Sebelumnya, melalui siaran pers Kemenko Maritim dan Sumber Daya, Senin lalu (22/2), Rizal menyatakan pemerintah akan mengembangkan Lapangan Abadi Blok Masela dengan skenario pembangunan kilang gas alam cair atau Liquefied Natural Gas (LNG) di darat. “Keputusan itu diambil setelah dilakukan pembahasan secara menyeluruh dan hati-hati, dengan memperhatikan masukan dari banyak pihak," katanya. Pertimbangannya, pemerintah sangat memperhatikan efek berantai serta percepatan pembangunan ekonomi Maluku khususnya, dan Indonesia Timur pada umumnya.
(Baca: Pemerintah Godok Konsep Development Fund untuk Blok Masela)
Namun, klaim tersebut langsung ditepis oleh Presiden Joko Widodo.

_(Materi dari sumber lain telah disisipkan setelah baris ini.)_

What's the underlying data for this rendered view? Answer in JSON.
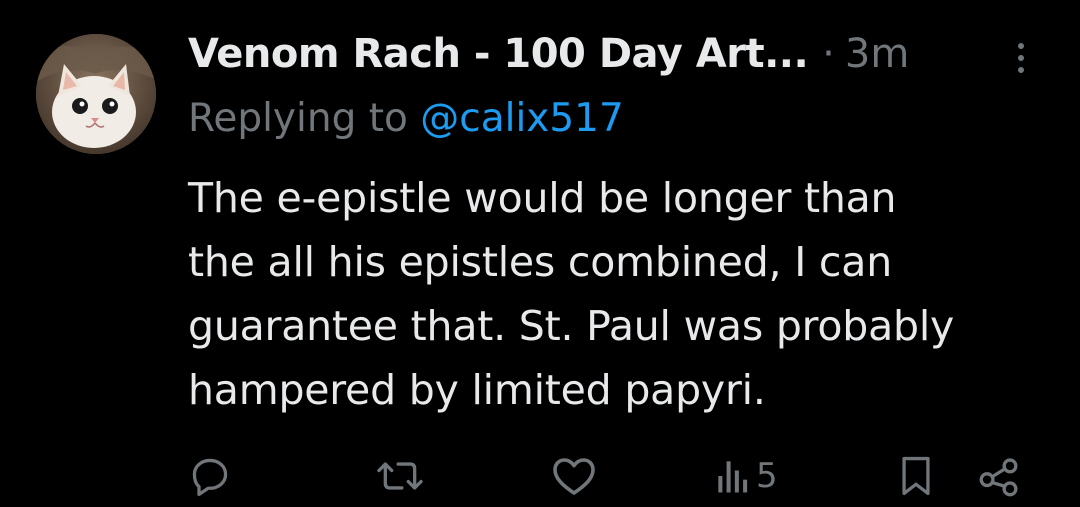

Melalui Juru Bicara Presiden, Johan Budi S.P., Jokowi menegaskan hingga saat ini belum memutuskan metode pembangunan Blok Masela: menggunakan skema pengolahan di laut (offshore) atau di darat (onshore). Presiden masih mengkaji seluruh aspek proyek tersebut lantaran besarnya skala dan kompleksitas proyek Masela. "Keputusan harus dibuat dengan sangat berhati hati," kata Johan dalam pernyataan tertulisnya kepada Katadata, yang disebutnya merupakan suara Presiden, Selasa (23/2).
Dalam mengambil keputusan, Jokowi menyatakan, tidak hanya mempertimbangkan aspek komersial dan teknis. Tapi juga mengkaji aspek sosial, budaya dan ekonomi, hingga pengembangan kawasan setempat. Pada saat ini, Presiden mengaku sudah mendengar berbagai masukan dan memahami argumen dari berbagai pihak. "Baik yang berpendapat membangun kilang di laut maupun membangun kilang di darat."